Прогрессирующая мышечная дистрофия Дюшенна
Прогрессирующая мышечная дистрофия Дюшенна — наследуемая сцеплено с Х-хромосомой патология мышечной системы, проявляющаяся в первые 3-5 лет жизни и характеризующаяся быстро распространяющейся и усугубляющейся мышечной слабостью. Первоначально поражаются мышцы тазового пояса и бедер, затем — плеч и спины, постепенно наступает обездвиженность. Миодистрофия сопровождается скелетными деформациями и поражением сердца. Диагностика дистрофии Дюшенна включает неврологическое и кардиологическое обследование, определение уровня КФК, электромиографию, консультацию генетика, ДНК-анализ, биопсию мышц. Лечение симптоматическое. В связи со слабостью дыхательной мускулатуры на заключительном этапе заболевания требуется ИВЛ.
- Причины
- Симптомы
- Осложнения
- Диагностика
- Лечение мышечной дистрофии Дюшенна
- Стандартная терапия
- Экспериментальная терапия
Общие сведения
Прогрессирующая мышечная дистрофия Дюшенна — тяжелая форма миодистрофии, отличающаяся ранним началом, быстрым усугублением мышечной слабости, выраженными деформациями скелета и поражением сердечной мышцы. Впервые была описана французским неврологом Дюшенном в 1853 году. Ее распространенность составляет 1 случай на 4 тыс. новорожденных мальчиков. Патология передается рецессивно сцеплено с Х-хромосомой. Заболевают мальчики. Известны случаи заболевания среди девочек, что связано с кариотипом ХО, гонадотропным мозаицизмом или наличием аномалий в структуре хромосом. Миодистрофия Дюшенна характеризуется началом в первые 3-5 лет жизни ребенка, тяжелым течением, приводящим к полной обездвиженности и гибели пациентов в среднем к возрасту 15-25 лет.
Прогрессирующая мышечная дистрофия Дюшенна
Причины
Развитие мышечной дистрофии Дюшенна связано с наличием мутации в 21-ом локусе короткого плеча Х-хромосомы в гене, кодирующем белок дистрофин. Около 70% случаев болезни вызваны дефектным геном дистрофина, полученным от матери — носительницы патологической мутации. Остальные 30% связаны с появлением свежих мутаций в яйцеклетках матери. В отличие от миодистрофии Беккера, при дистрофии Дюшенна генетические аберрации приводят к сдвигу рамки считывания ДНК и полному прекращению синтеза дистрофина, что и обуславливает более тяжелое течение патологии.

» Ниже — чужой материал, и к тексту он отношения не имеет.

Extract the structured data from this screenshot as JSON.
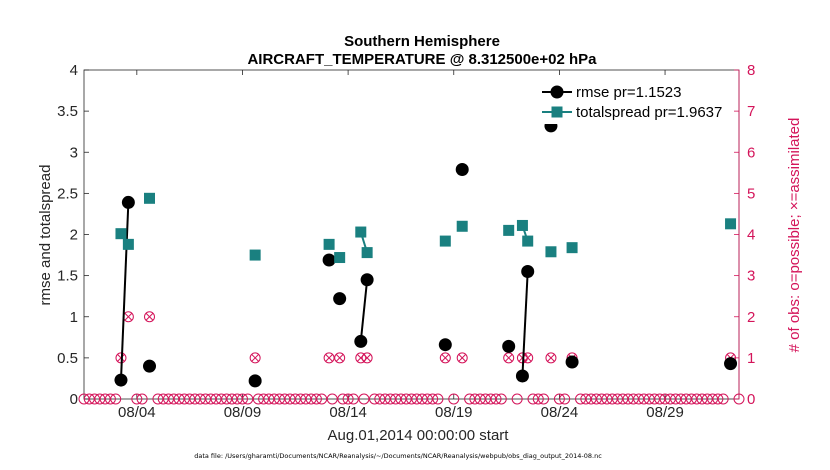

В норме входящий в сарколемму миоцитов дистрофин обеспечивает ее целостность и устойчивость к растяжению, возникающему при сократительной активности мышечных волокон. Отсутствие дистрофина влечет за собой нарушение целостности сарколеммы, разрушение миоцитов и их замещение жировой и соединительной тканью. Клинически этот процесс выражается прогрессирующим снижением способности мышц к сокращению, утратой мышечной силы и тонуса, атрофией мышц.
Симптомы
Дебют миодистрофии Дюшенна приходится на период от 1 до 5 лет. Как правило, уже на 1-ом году жизни заметно некоторое отставание моторного развития ребенка. Отмечается задержка сроков начала сидения, самостоятельного вставания и ходьбы. Когда ребенок начинает ходить, он отличается неуклюжестью и большей, по сравнению со сверстниками, неустойчивостью; часто спотыкается.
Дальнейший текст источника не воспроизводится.